Similar to many of the dysfunctional cognitions discussed, fear avoidance and catastrophizing are interrelated constructs. Catastrophizing can be thought of as an exaggerated and overly negative perception of pain, worry related to injury, or related belief.²² Negative thoughts about work activity are reinforced as activity is avoided, and the patient feels transiently better with a reduction in anxiety after terminating work. The cycle continues, leading to increased disability and further fear-avoidance behaviors, culminating in more extensive catastrophizing thoughts, actions, and behaviors. Buer and Linton²² compared patients with back pain with the general population, finding that fear avoidance and catastrophizing were related to reduced activities of daily living and reports of pain among patients with persistent pain. Although both cognitions were present in the general population during the beginning stages of pain, these negative thoughts did not persist with the nonpain patients.

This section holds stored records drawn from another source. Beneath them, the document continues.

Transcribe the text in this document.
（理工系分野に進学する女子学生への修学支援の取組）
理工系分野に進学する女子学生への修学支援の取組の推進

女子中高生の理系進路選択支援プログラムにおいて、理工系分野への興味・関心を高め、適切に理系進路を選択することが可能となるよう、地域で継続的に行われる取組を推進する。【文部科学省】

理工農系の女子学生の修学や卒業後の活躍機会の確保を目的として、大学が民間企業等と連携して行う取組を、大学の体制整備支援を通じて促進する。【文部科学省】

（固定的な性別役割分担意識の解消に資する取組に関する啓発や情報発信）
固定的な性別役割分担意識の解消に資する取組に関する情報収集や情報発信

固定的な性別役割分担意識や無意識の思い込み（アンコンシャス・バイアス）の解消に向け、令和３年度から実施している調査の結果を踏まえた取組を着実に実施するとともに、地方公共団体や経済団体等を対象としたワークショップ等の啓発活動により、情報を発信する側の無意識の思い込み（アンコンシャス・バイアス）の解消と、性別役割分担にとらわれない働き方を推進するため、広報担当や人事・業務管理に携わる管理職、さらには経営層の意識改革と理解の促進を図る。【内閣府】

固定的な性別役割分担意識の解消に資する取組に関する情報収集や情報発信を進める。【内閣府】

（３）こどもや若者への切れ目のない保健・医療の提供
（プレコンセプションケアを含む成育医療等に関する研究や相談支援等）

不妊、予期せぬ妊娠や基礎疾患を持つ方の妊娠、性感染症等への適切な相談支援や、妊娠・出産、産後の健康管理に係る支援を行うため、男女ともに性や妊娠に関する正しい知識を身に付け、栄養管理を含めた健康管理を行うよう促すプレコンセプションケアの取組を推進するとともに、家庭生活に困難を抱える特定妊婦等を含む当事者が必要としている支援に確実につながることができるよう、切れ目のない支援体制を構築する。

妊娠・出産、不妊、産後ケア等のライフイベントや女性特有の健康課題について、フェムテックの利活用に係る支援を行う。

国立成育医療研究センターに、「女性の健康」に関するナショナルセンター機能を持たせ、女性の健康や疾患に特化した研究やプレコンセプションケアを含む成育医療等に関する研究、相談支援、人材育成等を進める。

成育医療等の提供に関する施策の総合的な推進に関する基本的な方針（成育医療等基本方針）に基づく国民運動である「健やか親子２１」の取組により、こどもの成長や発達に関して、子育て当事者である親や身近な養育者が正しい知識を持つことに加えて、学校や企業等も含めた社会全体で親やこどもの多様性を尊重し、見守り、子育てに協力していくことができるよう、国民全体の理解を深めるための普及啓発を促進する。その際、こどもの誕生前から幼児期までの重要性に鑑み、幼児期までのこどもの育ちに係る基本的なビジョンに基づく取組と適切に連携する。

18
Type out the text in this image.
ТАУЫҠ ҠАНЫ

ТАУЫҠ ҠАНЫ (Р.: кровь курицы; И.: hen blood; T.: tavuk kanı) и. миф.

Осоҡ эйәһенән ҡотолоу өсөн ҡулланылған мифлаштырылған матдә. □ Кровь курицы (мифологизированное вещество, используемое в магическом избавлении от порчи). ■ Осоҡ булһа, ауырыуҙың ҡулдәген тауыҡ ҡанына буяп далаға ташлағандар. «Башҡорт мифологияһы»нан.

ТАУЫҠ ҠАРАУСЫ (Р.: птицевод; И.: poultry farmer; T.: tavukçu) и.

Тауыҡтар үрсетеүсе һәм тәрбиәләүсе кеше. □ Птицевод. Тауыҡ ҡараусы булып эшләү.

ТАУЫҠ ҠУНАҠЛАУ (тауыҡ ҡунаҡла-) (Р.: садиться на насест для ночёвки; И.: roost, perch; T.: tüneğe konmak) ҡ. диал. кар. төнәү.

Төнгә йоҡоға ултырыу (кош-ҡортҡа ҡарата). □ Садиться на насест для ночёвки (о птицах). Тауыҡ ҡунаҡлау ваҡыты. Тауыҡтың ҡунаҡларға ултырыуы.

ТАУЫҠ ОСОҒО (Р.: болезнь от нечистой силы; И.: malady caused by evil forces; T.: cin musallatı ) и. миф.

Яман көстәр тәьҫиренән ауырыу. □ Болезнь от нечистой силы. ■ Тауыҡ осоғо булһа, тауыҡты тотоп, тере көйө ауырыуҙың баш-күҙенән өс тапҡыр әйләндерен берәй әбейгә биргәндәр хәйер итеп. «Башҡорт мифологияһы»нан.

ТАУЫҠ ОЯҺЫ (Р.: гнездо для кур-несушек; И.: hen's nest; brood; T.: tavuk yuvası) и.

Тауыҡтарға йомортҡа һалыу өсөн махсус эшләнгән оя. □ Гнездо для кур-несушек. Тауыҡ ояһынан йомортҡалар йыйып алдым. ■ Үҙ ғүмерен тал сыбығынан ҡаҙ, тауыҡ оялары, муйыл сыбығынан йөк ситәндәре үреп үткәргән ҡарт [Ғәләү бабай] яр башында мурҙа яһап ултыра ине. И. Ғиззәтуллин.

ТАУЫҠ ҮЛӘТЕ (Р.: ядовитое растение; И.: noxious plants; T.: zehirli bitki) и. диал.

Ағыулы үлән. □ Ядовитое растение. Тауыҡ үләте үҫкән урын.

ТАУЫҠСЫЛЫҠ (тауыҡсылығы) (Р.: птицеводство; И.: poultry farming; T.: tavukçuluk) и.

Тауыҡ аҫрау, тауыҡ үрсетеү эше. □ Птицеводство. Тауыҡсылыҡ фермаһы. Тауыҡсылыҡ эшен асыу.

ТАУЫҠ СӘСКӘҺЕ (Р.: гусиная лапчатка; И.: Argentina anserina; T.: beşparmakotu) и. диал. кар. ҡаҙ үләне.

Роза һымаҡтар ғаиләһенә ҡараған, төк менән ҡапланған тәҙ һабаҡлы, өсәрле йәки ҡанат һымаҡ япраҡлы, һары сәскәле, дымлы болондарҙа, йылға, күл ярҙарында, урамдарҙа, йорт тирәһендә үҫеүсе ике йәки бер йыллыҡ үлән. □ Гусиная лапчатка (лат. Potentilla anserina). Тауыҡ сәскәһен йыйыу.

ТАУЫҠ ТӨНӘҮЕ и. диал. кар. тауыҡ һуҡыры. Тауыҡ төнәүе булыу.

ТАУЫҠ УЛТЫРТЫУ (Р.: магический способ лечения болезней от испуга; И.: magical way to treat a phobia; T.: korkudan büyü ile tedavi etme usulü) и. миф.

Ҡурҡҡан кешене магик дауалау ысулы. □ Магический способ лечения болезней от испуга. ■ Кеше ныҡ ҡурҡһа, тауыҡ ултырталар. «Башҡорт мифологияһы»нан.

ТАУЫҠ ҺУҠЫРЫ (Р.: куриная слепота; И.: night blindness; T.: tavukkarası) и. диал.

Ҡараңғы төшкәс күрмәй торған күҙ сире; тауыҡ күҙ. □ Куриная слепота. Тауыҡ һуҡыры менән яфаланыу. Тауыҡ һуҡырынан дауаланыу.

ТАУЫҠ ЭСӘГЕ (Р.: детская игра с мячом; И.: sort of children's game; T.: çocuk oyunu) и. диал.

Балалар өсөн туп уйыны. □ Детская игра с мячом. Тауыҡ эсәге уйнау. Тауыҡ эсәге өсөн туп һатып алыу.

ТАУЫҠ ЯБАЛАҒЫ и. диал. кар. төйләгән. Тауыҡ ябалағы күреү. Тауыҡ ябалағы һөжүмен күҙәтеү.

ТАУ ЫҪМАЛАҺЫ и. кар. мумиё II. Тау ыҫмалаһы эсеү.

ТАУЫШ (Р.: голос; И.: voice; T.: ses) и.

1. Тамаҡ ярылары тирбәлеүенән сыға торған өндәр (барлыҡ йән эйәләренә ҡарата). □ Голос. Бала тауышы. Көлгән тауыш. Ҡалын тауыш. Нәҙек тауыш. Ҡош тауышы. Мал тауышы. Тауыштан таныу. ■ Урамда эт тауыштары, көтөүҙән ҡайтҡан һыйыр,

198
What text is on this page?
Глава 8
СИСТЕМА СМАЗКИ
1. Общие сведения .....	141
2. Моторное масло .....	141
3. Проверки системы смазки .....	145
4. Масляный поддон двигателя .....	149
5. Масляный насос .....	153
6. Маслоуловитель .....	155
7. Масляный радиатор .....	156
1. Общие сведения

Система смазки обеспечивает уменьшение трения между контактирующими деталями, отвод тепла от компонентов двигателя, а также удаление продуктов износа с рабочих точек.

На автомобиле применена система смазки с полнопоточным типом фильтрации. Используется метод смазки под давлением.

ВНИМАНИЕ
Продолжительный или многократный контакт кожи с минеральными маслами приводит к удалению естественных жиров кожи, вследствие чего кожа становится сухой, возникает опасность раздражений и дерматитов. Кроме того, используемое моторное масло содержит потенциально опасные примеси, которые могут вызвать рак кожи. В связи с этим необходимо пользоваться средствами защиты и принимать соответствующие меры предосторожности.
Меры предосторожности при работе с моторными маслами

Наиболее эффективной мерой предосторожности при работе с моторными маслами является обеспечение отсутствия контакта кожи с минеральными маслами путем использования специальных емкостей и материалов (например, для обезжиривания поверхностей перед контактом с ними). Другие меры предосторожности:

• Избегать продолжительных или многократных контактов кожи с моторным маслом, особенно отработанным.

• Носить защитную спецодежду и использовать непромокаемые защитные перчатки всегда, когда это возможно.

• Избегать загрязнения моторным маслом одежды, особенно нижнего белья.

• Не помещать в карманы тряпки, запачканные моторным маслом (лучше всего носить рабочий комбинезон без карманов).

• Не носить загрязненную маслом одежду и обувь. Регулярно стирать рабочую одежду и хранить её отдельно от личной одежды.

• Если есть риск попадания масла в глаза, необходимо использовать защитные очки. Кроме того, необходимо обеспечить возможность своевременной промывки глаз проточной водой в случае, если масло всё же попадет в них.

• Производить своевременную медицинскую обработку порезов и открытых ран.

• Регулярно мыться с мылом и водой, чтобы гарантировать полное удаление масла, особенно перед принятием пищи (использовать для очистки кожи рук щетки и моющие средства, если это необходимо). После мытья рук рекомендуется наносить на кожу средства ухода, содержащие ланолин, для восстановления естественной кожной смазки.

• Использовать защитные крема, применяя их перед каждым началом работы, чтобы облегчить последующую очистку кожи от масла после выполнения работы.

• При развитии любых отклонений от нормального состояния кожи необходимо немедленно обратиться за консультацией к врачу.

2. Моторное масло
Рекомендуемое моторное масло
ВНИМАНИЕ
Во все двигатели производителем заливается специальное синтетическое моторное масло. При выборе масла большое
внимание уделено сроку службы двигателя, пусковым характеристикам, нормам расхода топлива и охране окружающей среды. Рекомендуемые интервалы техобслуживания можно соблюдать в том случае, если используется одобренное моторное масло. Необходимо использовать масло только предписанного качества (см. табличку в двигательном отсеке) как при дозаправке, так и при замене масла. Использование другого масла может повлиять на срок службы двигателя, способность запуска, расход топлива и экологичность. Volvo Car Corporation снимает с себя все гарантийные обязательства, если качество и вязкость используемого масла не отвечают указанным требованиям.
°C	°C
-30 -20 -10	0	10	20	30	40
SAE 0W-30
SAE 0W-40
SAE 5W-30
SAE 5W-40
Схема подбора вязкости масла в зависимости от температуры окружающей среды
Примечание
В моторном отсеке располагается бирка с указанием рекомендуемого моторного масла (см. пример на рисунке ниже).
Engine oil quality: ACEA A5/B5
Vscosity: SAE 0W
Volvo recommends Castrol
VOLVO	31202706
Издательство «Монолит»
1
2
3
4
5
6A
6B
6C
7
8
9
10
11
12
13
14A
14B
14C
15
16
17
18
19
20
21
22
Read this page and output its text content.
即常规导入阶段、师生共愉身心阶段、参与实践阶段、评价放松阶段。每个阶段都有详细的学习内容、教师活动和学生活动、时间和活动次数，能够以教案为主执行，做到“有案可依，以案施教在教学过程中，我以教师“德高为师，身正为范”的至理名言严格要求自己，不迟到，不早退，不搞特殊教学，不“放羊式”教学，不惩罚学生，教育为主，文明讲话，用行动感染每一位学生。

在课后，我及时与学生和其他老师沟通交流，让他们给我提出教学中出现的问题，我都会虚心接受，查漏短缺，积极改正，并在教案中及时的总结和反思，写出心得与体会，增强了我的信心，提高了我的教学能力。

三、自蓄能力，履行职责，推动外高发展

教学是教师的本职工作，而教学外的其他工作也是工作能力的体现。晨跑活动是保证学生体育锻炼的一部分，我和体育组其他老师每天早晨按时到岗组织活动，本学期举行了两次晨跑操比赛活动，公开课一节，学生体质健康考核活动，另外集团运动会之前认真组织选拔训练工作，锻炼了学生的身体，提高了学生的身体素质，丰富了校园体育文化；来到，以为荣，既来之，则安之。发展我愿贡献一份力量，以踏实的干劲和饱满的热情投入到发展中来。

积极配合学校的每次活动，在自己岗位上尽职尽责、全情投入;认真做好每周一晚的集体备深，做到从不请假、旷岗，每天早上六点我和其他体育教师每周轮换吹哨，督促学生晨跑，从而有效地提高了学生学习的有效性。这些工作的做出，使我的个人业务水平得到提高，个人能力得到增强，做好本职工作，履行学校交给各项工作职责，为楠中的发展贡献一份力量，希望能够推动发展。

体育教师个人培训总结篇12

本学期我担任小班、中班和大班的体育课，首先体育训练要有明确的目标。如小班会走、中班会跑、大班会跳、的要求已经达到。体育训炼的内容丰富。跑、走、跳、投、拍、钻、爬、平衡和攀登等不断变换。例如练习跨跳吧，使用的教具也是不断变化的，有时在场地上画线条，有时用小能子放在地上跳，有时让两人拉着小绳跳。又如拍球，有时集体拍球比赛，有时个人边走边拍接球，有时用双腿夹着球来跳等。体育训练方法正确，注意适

Although fear avoidance and catastrophizing are interrelated, there may be differences with respect to predicting longer term work disability. In a prospective study of 202 patients with pain, Wideman and Sullivan found that whereas catastrophizing was most related to long-term pain intensity, fear was most related to long-term work disability.^48,49 In either case, the pain clinician may query the patient with respect to specific fears and worries about activities, fears related to return to work, or other barriers that might be preventing success. Although it is common to assess the patient’s objective behaviors with respect to work activities such as lifting and carrying, we often fail to assess the patient’s fears about these activities and their perceived consequences.